Hollanda’nın kabul etmeyeceğini bilerek bakanlarını Hollanda’ya gönderen ve bu nedenle diplomatik bir gerilim amaçlayan Erdoğan’ın gerekçesi kuşkusuz referandumdu. Ancak Hollanda’nın neden gerilimi tırmandırdığına dair soru işaretleri vardı. Çavuşoğlu’nun (ve daha sonra Kaya’nın) reddedilmesi için belirtilen gerekçe, kamu güvenliğiydi, ama daha fazla açıklama getirilmedi.

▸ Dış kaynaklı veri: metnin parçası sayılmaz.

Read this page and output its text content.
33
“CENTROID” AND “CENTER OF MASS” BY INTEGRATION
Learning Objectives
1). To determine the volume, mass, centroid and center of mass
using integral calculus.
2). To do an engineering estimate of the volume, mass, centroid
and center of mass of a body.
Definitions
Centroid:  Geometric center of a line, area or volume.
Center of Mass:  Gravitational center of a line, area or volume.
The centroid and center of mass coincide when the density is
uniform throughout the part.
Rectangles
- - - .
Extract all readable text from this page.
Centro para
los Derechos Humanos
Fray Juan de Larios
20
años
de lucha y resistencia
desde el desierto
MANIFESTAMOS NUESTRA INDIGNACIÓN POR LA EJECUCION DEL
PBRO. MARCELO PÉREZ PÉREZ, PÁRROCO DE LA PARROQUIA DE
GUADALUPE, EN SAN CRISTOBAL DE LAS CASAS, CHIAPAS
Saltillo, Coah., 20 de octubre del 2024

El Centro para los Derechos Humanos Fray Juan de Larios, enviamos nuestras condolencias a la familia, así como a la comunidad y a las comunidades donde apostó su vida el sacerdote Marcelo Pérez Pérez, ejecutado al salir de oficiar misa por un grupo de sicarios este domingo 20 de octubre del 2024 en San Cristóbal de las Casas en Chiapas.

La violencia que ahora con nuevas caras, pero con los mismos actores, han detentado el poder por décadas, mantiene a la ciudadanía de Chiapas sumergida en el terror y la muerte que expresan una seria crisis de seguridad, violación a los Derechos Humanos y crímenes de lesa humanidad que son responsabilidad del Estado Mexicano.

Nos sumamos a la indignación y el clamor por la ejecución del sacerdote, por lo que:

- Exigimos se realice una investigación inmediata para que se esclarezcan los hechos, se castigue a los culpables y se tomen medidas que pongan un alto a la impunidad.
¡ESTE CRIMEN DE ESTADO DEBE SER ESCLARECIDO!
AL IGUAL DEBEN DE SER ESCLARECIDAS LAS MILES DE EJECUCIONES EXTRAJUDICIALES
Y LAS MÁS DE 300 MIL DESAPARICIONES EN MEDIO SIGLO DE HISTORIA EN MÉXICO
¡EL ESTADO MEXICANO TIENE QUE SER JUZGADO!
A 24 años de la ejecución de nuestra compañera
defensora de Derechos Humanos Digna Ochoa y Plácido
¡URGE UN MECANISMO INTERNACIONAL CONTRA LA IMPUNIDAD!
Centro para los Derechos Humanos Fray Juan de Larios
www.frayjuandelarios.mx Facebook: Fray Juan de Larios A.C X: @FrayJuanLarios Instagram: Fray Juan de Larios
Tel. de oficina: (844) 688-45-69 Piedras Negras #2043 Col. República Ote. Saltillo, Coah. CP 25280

Diğer yandan söz konusu gerilim yaşandığı süreçte, Hollanda’da da seçim zamanı olduğunu unutmamak gerekir. Bu durum, Hollanda tarafından gerilimin düşürülmemesini anlaşılır kılıyor. Seçimler öncesi anketlerde, Başbakan Mark Rutte’nin liberal Özgürlük ve Demokrasi İçin Halk Partisi (VVD) ile Geert Wilders’ın popülist aşırı sağ Özgürlük Partisi(PVV) arasında başa baş bir yarış bekleniyordu. Rutte’nin bu diplomatik krize gerilimi artırarak yanıt vermesi seçimleri kazanmasını sağlayabilirdi. Wilders’ın ırkçı ve göçmen karşıtı düşünceleri ise zaten biliniyordu.
Hollanda ve Türkiye arasında yaşanan diplomatik krizin seçim arifesine denk gelmesi Rutte’yi de göçmen karşıtlığı ve ırkçı söylemler konusunda Wilders ile aynı dalga boyuna getirdi. Türkiye kökenli göçmenlerin Hollanda toplumuna entegrasyonu söylemleri Hollanda’da genel kabul görürken, Rutte de bu ve daha üst perdeden göçmen karşıtı söylemleri, seçmenini Wilders’e kaybetmemek için seçimler öncesi yükseltti.
15 Mart’taki seçim sonuçlarına bakıldığında stratejisinin işe yaradığı açıkça ortaya çıktı. Rutte’nin partisi seçimlerden birinci olarak çıkarken, bu sonuç son dönemde yükselişe geçen sağ-popülizmin ilk yenilgisi olarak yorumlandı.
Ama bu kutlanacak bir durum değil. Son on yılda, Wilders’ın partisi PVV büyüyerek küçük bir partiden ikinci büyük parti haline gelirken, Rutte Hollanda’yı, gizlilik haklarının azaldığı ve polisin devlet politikalarına karşı eylemleri şiddetle bastırdığı, neo-liberal bir devlet haline getirdi. Hollanda ve Türkiye devletlerinin kendi seçimleri için yarattığı ve körüklediği bu diplomatik krizden ise sağ politikacılar Erdoğan, Rutte ve Wilders yararlanırken, Hollanda’da da göçmen karşıtlığı ve ırkçılık arttı.
Dennis G.
VRIJE BOND Kolektifi
Bu yazı Meydan Gazetesi’nin 38. sayısında yayınlanmıştır.